Humor: It’s a Serious Business
I like to consider myself a student of humor, always striving to improve my own technique. I carefully craft each joke—a dash of absurdity here, a bit of strained repetition there, brush the margins of acceptability over here, thinly and evenly distribute irony across the top, and glaze with good timing. Because my face is usually morose and somewhat funereal, I stick with deadpan delivery. The fact that people often cannot tell whether I am joking magnifies the impact of the joke: by the time they realize that I am being funny, they find themselves assaulted on every side with bone-dry wit.
I take humor very seriously, and I want to be good. While I am not likely to become a rich standup comedian, I like to liven things up wherever I go, and because my humor is not really for my own consumption, I have to consider my audience’s tastes and preferences while I craft my own style. A joke’s purpose and calculated effect derive from the joker’s knowledge of the audience: jokes lighten tense moments, connect strangers, diffuse grief, express anger, unify insiders, isolate outsiders, mock foolishness, and indirectly highlight wisdom.
In its many uses, humor penetrates every area of life: it filters into religion, infiltrates solemn remembrance, subverts threats and intimidation, crushes gloom, dominates politics, and ultimately bungs up the big picture of things. Sometimes the bunging stops the main flow, and sometimes it bungs a leak to strengthen the main flow. All in all, we are never “only joking,” and a joke is never just a joke.

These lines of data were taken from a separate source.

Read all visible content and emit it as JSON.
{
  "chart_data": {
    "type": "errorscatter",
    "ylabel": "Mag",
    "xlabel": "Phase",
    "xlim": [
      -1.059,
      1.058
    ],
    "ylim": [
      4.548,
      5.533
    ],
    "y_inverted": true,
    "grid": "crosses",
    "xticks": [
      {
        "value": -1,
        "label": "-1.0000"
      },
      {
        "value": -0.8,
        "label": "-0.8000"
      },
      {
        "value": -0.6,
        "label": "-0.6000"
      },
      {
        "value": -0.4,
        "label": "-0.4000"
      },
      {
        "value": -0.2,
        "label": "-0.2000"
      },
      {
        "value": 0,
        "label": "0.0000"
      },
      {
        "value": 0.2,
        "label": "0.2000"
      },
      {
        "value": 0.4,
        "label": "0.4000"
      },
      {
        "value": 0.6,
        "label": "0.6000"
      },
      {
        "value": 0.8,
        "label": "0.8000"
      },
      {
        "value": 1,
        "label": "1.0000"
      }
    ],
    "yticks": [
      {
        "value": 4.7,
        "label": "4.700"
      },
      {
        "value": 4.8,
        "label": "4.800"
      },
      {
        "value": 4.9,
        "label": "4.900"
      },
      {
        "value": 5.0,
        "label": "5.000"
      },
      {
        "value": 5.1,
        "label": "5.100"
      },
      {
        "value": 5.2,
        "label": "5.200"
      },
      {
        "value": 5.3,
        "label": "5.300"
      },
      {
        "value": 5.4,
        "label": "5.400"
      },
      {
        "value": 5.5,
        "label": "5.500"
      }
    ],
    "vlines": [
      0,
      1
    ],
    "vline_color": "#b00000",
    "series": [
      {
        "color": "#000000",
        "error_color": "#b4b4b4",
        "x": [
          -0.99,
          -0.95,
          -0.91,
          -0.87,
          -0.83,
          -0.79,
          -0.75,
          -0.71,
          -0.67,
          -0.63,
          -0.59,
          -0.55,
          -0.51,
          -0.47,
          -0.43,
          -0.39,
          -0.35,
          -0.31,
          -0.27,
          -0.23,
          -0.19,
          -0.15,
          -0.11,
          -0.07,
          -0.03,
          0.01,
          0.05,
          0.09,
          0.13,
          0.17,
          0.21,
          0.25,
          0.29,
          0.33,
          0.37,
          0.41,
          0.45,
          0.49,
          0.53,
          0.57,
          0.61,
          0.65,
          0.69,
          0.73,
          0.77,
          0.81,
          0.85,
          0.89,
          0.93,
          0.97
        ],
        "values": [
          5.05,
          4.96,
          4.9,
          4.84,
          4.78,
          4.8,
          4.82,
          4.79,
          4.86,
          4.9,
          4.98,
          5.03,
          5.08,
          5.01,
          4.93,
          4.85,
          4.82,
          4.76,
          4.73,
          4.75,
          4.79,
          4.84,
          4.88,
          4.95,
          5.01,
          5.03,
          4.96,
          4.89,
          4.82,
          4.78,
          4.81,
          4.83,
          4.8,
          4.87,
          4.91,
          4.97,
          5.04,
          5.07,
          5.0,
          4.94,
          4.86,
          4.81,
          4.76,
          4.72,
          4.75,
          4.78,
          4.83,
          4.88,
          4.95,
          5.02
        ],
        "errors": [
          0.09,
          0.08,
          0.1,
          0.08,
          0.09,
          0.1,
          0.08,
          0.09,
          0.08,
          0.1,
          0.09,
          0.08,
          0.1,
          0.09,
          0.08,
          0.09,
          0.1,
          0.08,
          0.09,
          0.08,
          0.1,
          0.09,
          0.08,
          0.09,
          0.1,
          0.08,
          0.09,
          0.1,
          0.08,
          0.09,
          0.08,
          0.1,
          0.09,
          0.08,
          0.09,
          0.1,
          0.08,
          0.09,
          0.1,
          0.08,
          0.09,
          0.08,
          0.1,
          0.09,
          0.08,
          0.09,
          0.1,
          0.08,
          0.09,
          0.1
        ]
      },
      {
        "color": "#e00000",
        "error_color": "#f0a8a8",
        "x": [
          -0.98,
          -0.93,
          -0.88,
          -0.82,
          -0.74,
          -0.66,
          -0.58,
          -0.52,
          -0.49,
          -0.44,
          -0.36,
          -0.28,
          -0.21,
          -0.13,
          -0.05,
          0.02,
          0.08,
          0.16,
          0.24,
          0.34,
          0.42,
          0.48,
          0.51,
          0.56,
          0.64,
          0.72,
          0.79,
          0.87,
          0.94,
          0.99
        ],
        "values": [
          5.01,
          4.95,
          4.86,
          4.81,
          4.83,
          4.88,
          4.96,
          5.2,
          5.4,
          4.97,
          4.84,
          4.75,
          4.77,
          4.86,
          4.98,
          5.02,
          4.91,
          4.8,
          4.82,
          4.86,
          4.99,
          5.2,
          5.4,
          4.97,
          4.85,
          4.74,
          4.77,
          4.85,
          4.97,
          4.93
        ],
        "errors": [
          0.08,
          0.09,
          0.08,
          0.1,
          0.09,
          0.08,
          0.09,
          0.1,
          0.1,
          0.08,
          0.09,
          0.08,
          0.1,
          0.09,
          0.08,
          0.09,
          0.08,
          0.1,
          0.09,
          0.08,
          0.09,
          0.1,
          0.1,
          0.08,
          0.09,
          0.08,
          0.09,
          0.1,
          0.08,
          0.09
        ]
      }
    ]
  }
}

Jokes are tools, they are weapons, they are the party platter’s conversational equivalent. Whatever they are, I believe that objective standards apply in classifying humor as good or bad, as well fashioned or ill made. Such standards include proportion; thorough assessment of the audience; deliberateness of form, style and composition; timeliness of the subject matter; freshness and originality; and sufficient adherence to broader norms to strengthen the joke’s inherent irony or absurdity. Much of what is labeled bad humor today is just poor humor: it involves disproportionate, careless focus on threadbare objects of absurdity—e.g. hours and hours of fart jokes and sex jokes on television. Be that as it may, simply banning bawdy or off-color humor does not cultivate appreciation for well-made humor, and cultivating higher forms of humor does not lead clever people into automatic agreement about life.
I once heard Richard Dawkins give or quote a rendition of “The Emperor’s New Clothes” to illustrate his aversion to researching the differing varieties of religion, Christianity in particular. As my college roommate was listening to a podcast, I heard Dawkins cleverly compare theological differences between Christians to the leather in the emperor’s boots or the velvet in his hat or the silk in his shirt: no matter how fine the qualities ascribed to the suit, the distinctions are meaningless because the whole suit does not exist. I cannot source the material, but this does illustrate that people who I systematically disagree with can masterfully execute a humorous repudiation of my own beliefs.
For now, I have to leave you with this: good humor takes a lot of effort over a long time, but it is better for your soul than endless fart jokes.